Architecture Design: YOLOv8 with a CSP-Darknet53 backbone and an FPN (Feature Pyramid Network). The FPN is critical because license plates can vary from 20 pixels to 500 pixels in width.
Optimization: Use TensorRT for GPU inference acceleration and INT8 quantization to reduce compute costs by ~3-4x without significant recall loss.

Training Pipeline

Dataset Construction: Focus on "Hard Negatives." We include images of statues, printed faces on buses, and "false" plates (signs) to teach the model what not to blur.
Data Splitting: Split by Location/City, not just randomly. This prevents the model from "memorizing" specific static objects seen in both train and test sets.
Retraining Strategy: Triggered monthly or when new countries are added (since license plate designs vary globally).

Serving Pipeline

Serving Pattern: Batch Inference using Apache Beam/Dataflow.

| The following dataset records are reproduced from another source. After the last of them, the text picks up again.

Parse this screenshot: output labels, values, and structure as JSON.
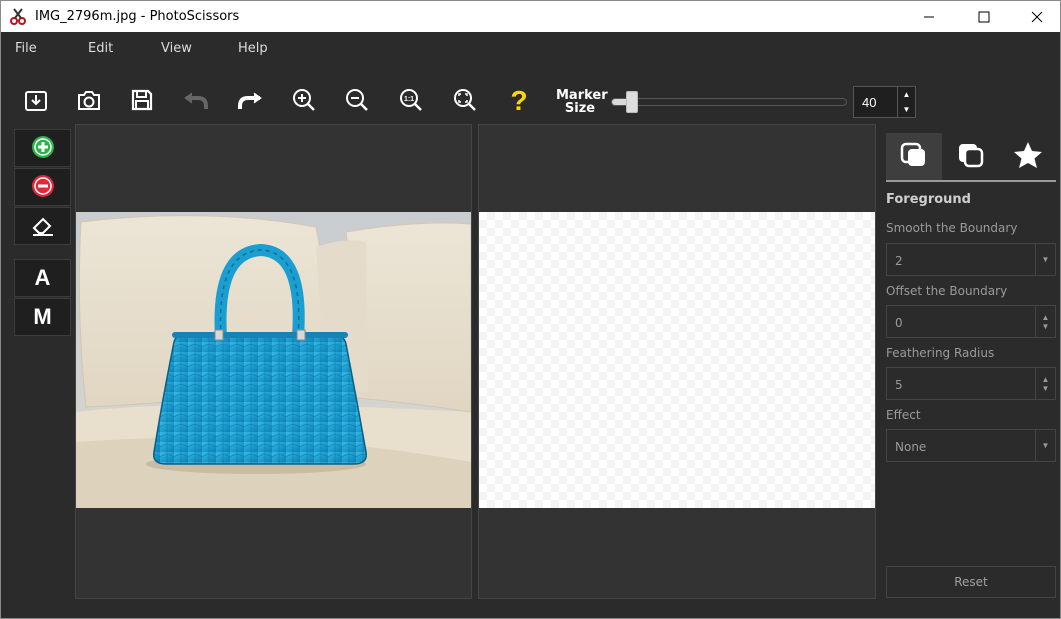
{
  "window": {
    "title": "IMG_2796m.jpg - PhotoScissors",
    "app_icon": "scissors-app-icon"
  },
  "menu": {
    "items": [
      {
        "label": "File"
      },
      {
        "label": "Edit"
      },
      {
        "label": "View"
      },
      {
        "label": "Help"
      }
    ]
  },
  "toolbar": {
    "icons": [
      "open-icon",
      "camera-icon",
      "save-icon",
      "undo-icon",
      "redo-icon",
      "zoom-in-icon",
      "zoom-out-icon",
      "zoom-actual-icon",
      "zoom-fit-icon",
      "help-icon"
    ],
    "marker_size_label": "Marker\nSize",
    "marker_size_value": "40",
    "marker_size_fraction": 0.05
  },
  "left_tools": {
    "icons": [
      "foreground-marker-icon",
      "background-marker-icon",
      "eraser-icon"
    ],
    "mode_auto": "A",
    "mode_manual": "M"
  },
  "right_panel": {
    "tabs": [
      "foreground-tab-icon",
      "background-tab-icon",
      "effects-star-icon"
    ],
    "section_title": "Foreground",
    "smooth_label": "Smooth the Boundary",
    "smooth_value": "2",
    "offset_label": "Offset the Boundary",
    "offset_value": "0",
    "feather_label": "Feathering Radius",
    "feather_value": "5",
    "effect_label": "Effect",
    "effect_value": "None",
    "reset_label": "Reset"
  },
  "colors": {
    "bg_dark": "#2b2b2b",
    "accent_green": "#2bb34a",
    "accent_red": "#e0283a",
    "help_yellow": "#ffd800",
    "bag_blue": "#1a9fd0"
  }
}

This allows for massive horizontal scaling across thousands of GPU workers.
Latency Optimization: Request Batching. Accumulate tiles to fill GPU memory for maximum throughput.
Reliability: If a tile fails, retry. If it fails 3 times, send the whole 360 image to a "safeguard" queue for manual review to ensure privacy compliance.

Evaluation Pipeline

Offline Evaluation: Use mAP@0.5 and a custom Privacy Recall metric (specifically measuring the % of plates/faces with confidence > threshold that were missed).
Online Evaluation: Conduct a "Privacy Audit" on a random 1% sample of published images, where a human auditor checks for unblurred PII.

Monitoring Pipeline

Data Monitoring: Track "Detection Density." If a specific geographic region suddenly shows 0 detections, the pipeline might be broken or the camera obscured.
Model Monitoring: Monitor the distribution of confidence scores. A shift to the left indicates "Model Decay" (e.g., a new license plate design was introduced).
Wrap Up

Final Evaluation

Observability: Use dashboards to track the "Redaction Rate" per country.
Feedback Loop: Hard examples identified by auditors are fed back into the training set (Active Learning).
Edge Cases:
Cold Start: For new countries, use a "Generative Data" approach to synthesize that country's license plates onto existing images for initial training.
Over-blurring: High-precision thresholding is used for "Known Landmarks" to prevent blurring the Statue of Liberty's face.
Trade-offs: Recall vs. Precision. In privacy, we always bias toward Recall. If the model is 51% sure it's a face, we blur it.